Un mostro terrorizza New York (ma non turba gli spettatori)
di Paolo Mereghetti
Godzilla è tornato. Ma siccome non siamo più nel 1954 ma nel secondo millennio, qualche aggiornamento si impone: il mostro che terrorizza New York City è meno squamoso di quello giapponese e soprattutto è più alto (350 metri contro i 50 di Godzilla); si accompagna, o genera, una miriade di piccoli mostricini famelici e aggressivi (molto debitori all'Alien di H.R Giger) e visto che Hollywood non ha ancora intenzione di chiudere i conti con l'11 settembre la sua apparizione non ha nessuna spiegazione. È terrore puro. O almeno dovrebbe esserlo.
Quello che cambia è invece il punto di vista. Non l'occhio «oggettivo» dei 35 millimetri cinematografici ma quello «soggettivo» (e molto giovanilista) delle cineprese video, che possono usare anche i più imbranati video amatori. Come appunto è Hud (T. J. Miller), invitato alla festa organizzata da Rob (Michael Stahl-David) per salutare gli amici prima della sua partenza per il Giappone e che si vede mettere in mano una videocamera per registrare i messaggi dei vari invitati al padrone di casa.
Non la mollerà più, anche quando qualsiasi persona di buon senso l'avrebbe gettata per terra per fuggire con meno impicci. Lui no, la terrà inchiodata all'occhio filmando tutto quello che accade permettendo così al pubblico di seguire quello che è avvenuto in quella tragica notte del 22 maggio 2007 (le sovrimpressioni automatiche dei video hanno la loro utilità) da una postazione ultraprivilegiata. Quella di chi sta in primissima fila. Raccontando le peripezie di quattro amici - Hud, Rob, Lily (Jessica Lucas) e Marlena (Lizzi Caplan) - che prima cercano di fuggire e poi decidono di salvare Beth (Odette Yustman) rimasta incastrata tra le macerie del proprio appartamento.
Regista (Matt Reeves), produttore (J.J. Abrams, il creatore di Alias e Lost, poi regista del deludente Mission: Impossible 3) e major (Paramaount) hanno invaso il mercato di materiale auto promozionale dove si sprecavano le citazioni di You Tube, si scomodava "la diffusa mentalità voyeuristica" e la voglia di "intrusione nelle vite degli altrui". Per teorizzare - una specie di equazione artistico-produttiva: se s'inizia il film sbirciando (una videocamera non può fare altro) dentro una situazione reale come è quella di una festa tra amici, quando si scatena il caos «automaticamente si trasferisce quella sensazione di reale anche al mostro stesso».

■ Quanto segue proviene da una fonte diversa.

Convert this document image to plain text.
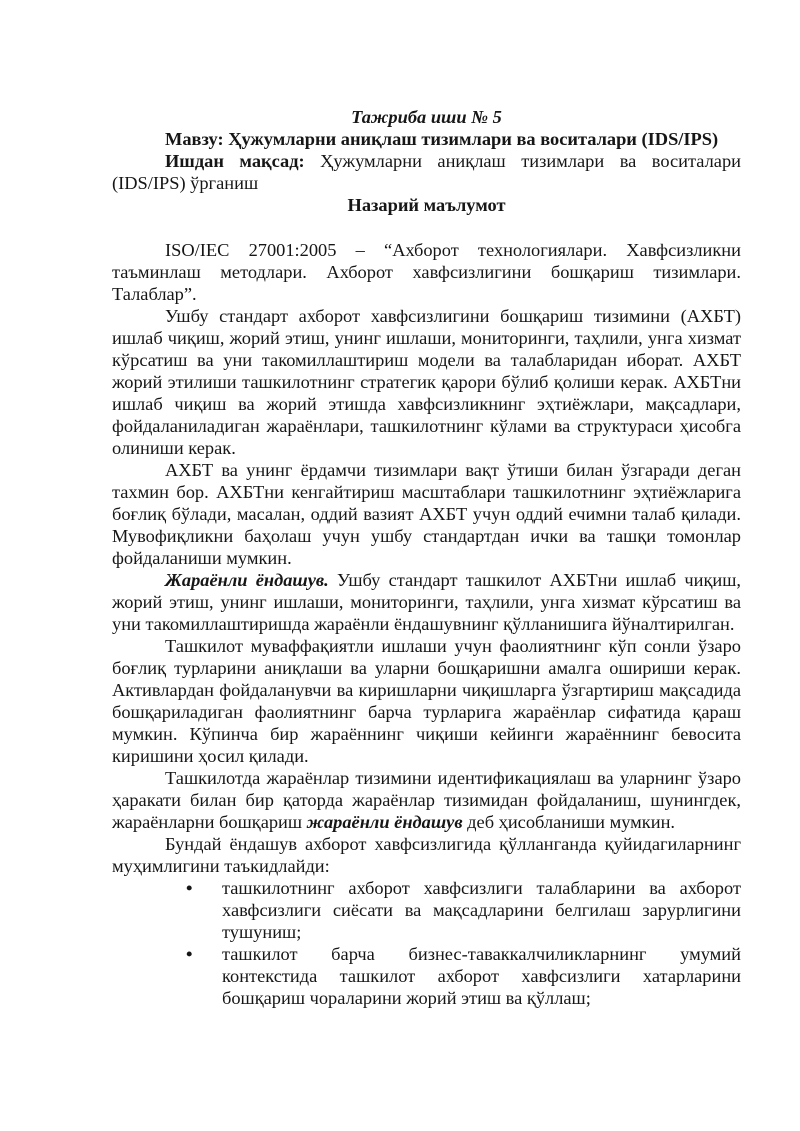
Тажриба иши № 5

Мавзу: Ҳужумларни аниқлаш тизимлари ва воситалари (IDS/IPS)

Ишдан мақсад: Ҳужумларни аниқлаш тизимлари ва воситалари (IDS/IPS) ўрганиш

Назарий маълумот

ISO/IEC 27001:2005 – “Ахборот технологиялари. Хавфсизликни таъминлаш методлари. Ахборот хавфсизлигини бошқариш тизимлари. Талаблар”.

Ушбу стандарт ахборот хавфсизлигини бошқариш тизимини (АХБТ) ишлаб чиқиш, жорий этиш, унинг ишлаши, мониторинги, таҳлили, унга хизмат кўрсатиш ва уни такомиллаштириш модели ва талабларидан иборат. АХБТ жорий этилиши ташкилотнинг стратегик қарори бўлиб қолиши керак. АХБТни ишлаб чиқиш ва жорий этишда хавфсизликнинг эҳтиёжлари, мақсадлари, фойдаланиладиган жараёнлари, ташкилотнинг кўлами ва структураси ҳисобга олиниши керак.

АХБТ ва унинг ёрдамчи тизимлари вақт ўтиши билан ўзгаради деган тахмин бор. АХБТни кенгайтириш масштаблари ташкилотнинг эҳтиёжларига боғлиқ бўлади, масалан, оддий вазият АХБТ учун оддий ечимни талаб қилади. Мувофиқликни баҳолаш учун ушбу стандартдан ички ва ташқи томонлар фойдаланиши мумкин.

Жараёнли ёндашув. Ушбу стандарт ташкилот АХБТни ишлаб чиқиш, жорий этиш, унинг ишлаши, мониторинги, таҳлили, унга хизмат кўрсатиш ва уни такомиллаштиришда жараёнли ёндашувнинг қўлланишига йўналтирилган.

Ташкилот муваффақиятли ишлаши учун фаолиятнинг кўп сонли ўзаро боғлиқ турларини аниқлаши ва уларни бошқаришни амалга ошириши керак. Активлардан фойдаланувчи ва киришларни чиқишларга ўзгартириш мақсадида бошқариладиган фаолиятнинг барча турларига жараёнлар сифатида қараш мумкин. Кўпинча бир жараённинг чиқиши кейинги жараённинг бевосита киришини ҳосил қилади.

Ташкилотда жараёнлар тизимини идентификациялаш ва уларнинг ўзаро ҳаракати билан бир қаторда жараёнлар тизимидан фойдаланиш, шунингдек, жараёнларни бошқариш жараёнли ёндашув деб ҳисобланиши мумкин.

Бундай ёндашув ахборот хавфсизлигида қўлланганда қуйидагиларнинг муҳимлигини таъкидлайди:

• ташкилотнинг ахборот хавфсизлиги талабларини ва ахборот хавфсизлиги сиёсати ва мақсадларини белгилаш зарурлигини тушуниш;
• ташкилот барча бизнес-таваккалчиликларнинг умумий контекстида ташкилот ахборот хавфсизлиги хатарларини бошқариш чораларини жорий этиш ва қўллаш;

Peccato che invece succeda il contrario: non credi alla realtà della festa e di conseguenza non credi nemmeno al mostro che distrugge Manhattan. Dove naturalmente «credi» vuol dire molto più cinematograficamente, non riesci ad immedesimarti, non ti fai coinvolgere. Il punto cruciale del film è proprio qui: credere che il meccanismo voyeuristico che ha fatto la fortuna sui video dei computer di casa di You Tube possa essere meccanicamente riprodotto al cinema, dove invece l'identificazione tra spettatore e schermo scatta solo se esistono alcune condizioni precise. Una delle quali è la leggibilità dei messaggi, la condivisibilità del quadro di riferimento.
In Cloverfield tutto questo non avviene: la frammentarietà delle riprese e del racconto agisce come una specie di incontrollabile "reset" che rompe la tensione e disturba la visione, azzerando ogni volta il legame primario tra spettatore, schermo e sala buia su cui è costruito il meccanismo di fascinazione e di identificazione del cinema.
E infatti il successo del primo weekend americano (più di 46 milioni di dollari d'incasso) è stato fortissimamente ridimensionato in quello successivo.
Dove si capisce che gli sforzi del marketing funzionano quando nessuno ha ancora visto il film, ma poi devono necessariamente fare i conti con il valore (o il non-valore) del film.
Altro discorso sarà il consumo televisivo o via dvd di un film tutto costruito sul tema dell'afasia e dell' «impossibilità» di vedere a cui condanna l'occhio della videocamera amatoriale (con la significativa eccezione di due vistosi marchi pubblicitari). Probabilmente allo spettatore televisivo, distratto e superficiale, quel guazzabuglio di immagini poco significanti finirà per sembrare il prolungamento di qualche reality post-post-moderno e l'audience si impennerà (anche se ho molti dubbi). Certo è che al cinema la superficialità della sceneggiatura e la sfarinatura della tensione finiscono per rendere un pessimo servizio all'idea che i nuovi percorsi della paura debbano passare da qui.